The design team considered a wide variety of innovative design and sustainable strategies to cover all areas of the project: energy efficiency, an extensive rooftop photovoltaic system, elaborate storm water retention systems, regionally sourced building materials, “green roofs” planted with California coastal vegetation, natural ventilation systems, and a variety of corrosion-resistant materials, such as poured-in-place concrete, ceramic terra cotta, and stainless steel exterior fixtures.
SWFSC's La Jolla Laboratory Sustainable Strategies PDF
Exterior Materials – Stucco and concrete, chosen for the primary exterior walls, are produced locally, have low embodied energy, high durability / long life span, are resistant to heat, non-corrosive, and able to withstand weathering.
Energy efficiency – Energy savings were accomplished through several key strategies including the use of offices with fan-assisted natural ventilation and high efficiency equipment and lightings. The LEED energy model shows that the building is projected to have a 25% reduction in overall energy use. Cooling energy use is 69% less than the ASHRAE (American Society of Heating, Refrigerating & Air Conditioning Engineers) 90.1-2004 standard. This means the project meets the federal requirement for new buildings under the U.S. Energy Policy Act of 2005.
Solar energy – Roof top photovoltaic power provides a 7% reduction annually in the amount of electricity needed to be pulled from the public power grid. That’s enough energy to power 40 houses and to assist the region in diminishing peak electrical load demand.
Natural lighting - Narrow floor plates, terrace design, atrium corridors, and small “neighborhoods” laid out within the building perimeter allow natural light to penetrate deep in the site while terra cotta louvers reduce thermal gain on the building and shade against sun.
Natural ventilation – Operable windows allow researchers to control access to fresh air while high ceilings, ceiling fans and warm air intake above the windows provide low tech, energy efficient means of controlling workplace temperatures. Occupancy sensors and thermostats control the exhaust dampers.

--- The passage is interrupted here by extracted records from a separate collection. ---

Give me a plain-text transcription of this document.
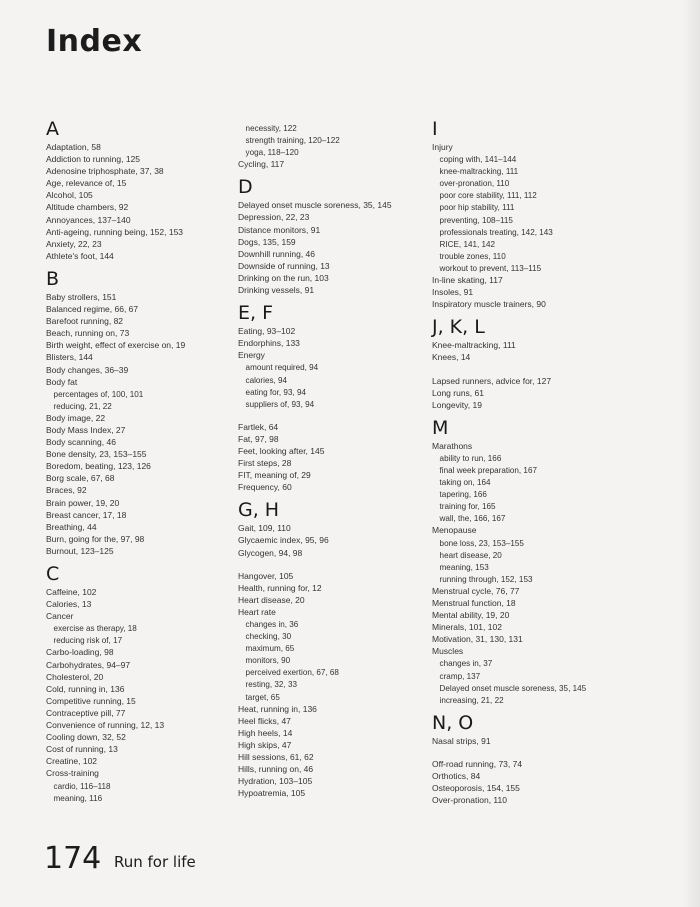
Index
A
Adaptation, 58
Addiction to running, 125
Adenosine triphosphate, 37, 38
Age, relevance of, 15
Alcohol, 105
Altitude chambers, 92
Annoyances, 137–140
Anti-ageing, running being, 152, 153
Anxiety, 22, 23
Athlete's foot, 144
B
Baby strollers, 151
Balanced regime, 66, 67
Barefoot running, 82
Beach, running on, 73
Birth weight, effect of exercise on, 19
Blisters, 144
Body changes, 36–39
Body fat
percentages of, 100, 101
reducing, 21, 22
Body image, 22
Body Mass Index, 27
Body scanning, 46
Bone density, 23, 153–155
Boredom, beating, 123, 126
Borg scale, 67, 68
Braces, 92
Brain power, 19, 20
Breast cancer, 17, 18
Breathing, 44
Burn, going for the, 97, 98
Burnout, 123–125
C
Caffeine, 102
Calories, 13
Cancer
exercise as therapy, 18
reducing risk of, 17
Carbo-loading, 98
Carbohydrates, 94–97
Cholesterol, 20
Cold, running in, 136
Competitive running, 15
Contraceptive pill, 77
Convenience of running, 12, 13
Cooling down, 32, 52
Cost of running, 13
Creatine, 102
Cross-training
cardio, 116–118
meaning, 116
necessity, 122
strength training, 120–122
yoga, 118–120
Cycling, 117
D
Delayed onset muscle soreness, 35, 145
Depression, 22, 23
Distance monitors, 91
Dogs, 135, 159
Downhill running, 46
Downside of running, 13
Drinking on the run, 103
Drinking vessels, 91
E, F
Eating, 93–102
Endorphins, 133
Energy
amount required, 94
calories, 94
eating for, 93, 94
suppliers of, 93, 94
Fartlek, 64
Fat, 97, 98
Feet, looking after, 145
First steps, 28
FIT, meaning of, 29
Frequency, 60
G, H
Gait, 109, 110
Glycaemic index, 95, 96
Glycogen, 94, 98
Hangover, 105
Health, running for, 12
Heart disease, 20
Heart rate
changes in, 36
checking, 30
maximum, 65
monitors, 90
perceived exertion, 67, 68
resting, 32, 33
target, 65
Heat, running in, 136
Heel flicks, 47
High heels, 14
High skips, 47
Hill sessions, 61, 62
Hills, running on, 46
Hydration, 103–105
Hypoatremia, 105
I
Injury
coping with, 141–144
knee-maltracking, 111
over-pronation, 110
poor core stability, 111, 112
poor hip stability, 111
preventing, 108–115
professionals treating, 142, 143
RICE, 141, 142
trouble zones, 110
workout to prevent, 113–115
In-line skating, 117
Insoles, 91
Inspiratory muscle trainers, 90
J, K, L
Knee-maltracking, 111
Knees, 14
Lapsed runners, advice for, 127
Long runs, 61
Longevity, 19
M
Marathons
ability to run, 166
final week preparation, 167
taking on, 164
tapering, 166
training for, 165
wall, the, 166, 167
Menopause
bone loss, 23, 153–155
heart disease, 20
meaning, 153
running through, 152, 153
Menstrual cycle, 76, 77
Menstrual function, 18
Mental ability, 19, 20
Minerals, 101, 102
Motivation, 31, 130, 131
Muscles
changes in, 37
cramp, 137
Delayed onset muscle soreness, 35, 145
increasing, 21, 22
N, O
Nasal strips, 91
Off-road running, 73, 74
Orthotics, 84
Osteoporosis, 154, 155
Over-pronation, 110
174 Run for life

Storm water control –Storm water management was a significant concern for the site which was solved with an extensive series of vegetated swales (depressions) to collect runoff. The vegetation will reduce flow velocity and naturally filter particulate matter. During large rain events, substantial storm water flows will pass through the vegetated swales and into a series of vegetated desiltation basins. During the most severe rain events, when storm water flows may inundate these desiltation basins, the excess water will overflow to an underground storage tank to be slowly released to the city's storm water system.
Green roofs and terraces– Roofs and terraces will be planted with California coastal vegetation. Viewed from the street above, the greenery will blend with the native vegetation around the site. The green roofs will help to keep the temperature moderated, save energy and retain rainwater. The vegetated roofs and terraces cover about 30% of the total roof surface. Bat and raptor boxes will provide habitat for native fauna.
Native vegetation – A goal of the project was to provide restored native California coastal vegetation around the new building, removing non-native invasive trees and plants. During construction, non-native plants, such as eucalyptus, were removed from the site and replaced with native California coastal chaparal and Torrey pines. Also as a part of the project, an approximately equivalent amount of land on the upper campus of UC San Diego was restored with native plants including species such as toyon, lemonade berry, laurel sumac and coastal scrub oak.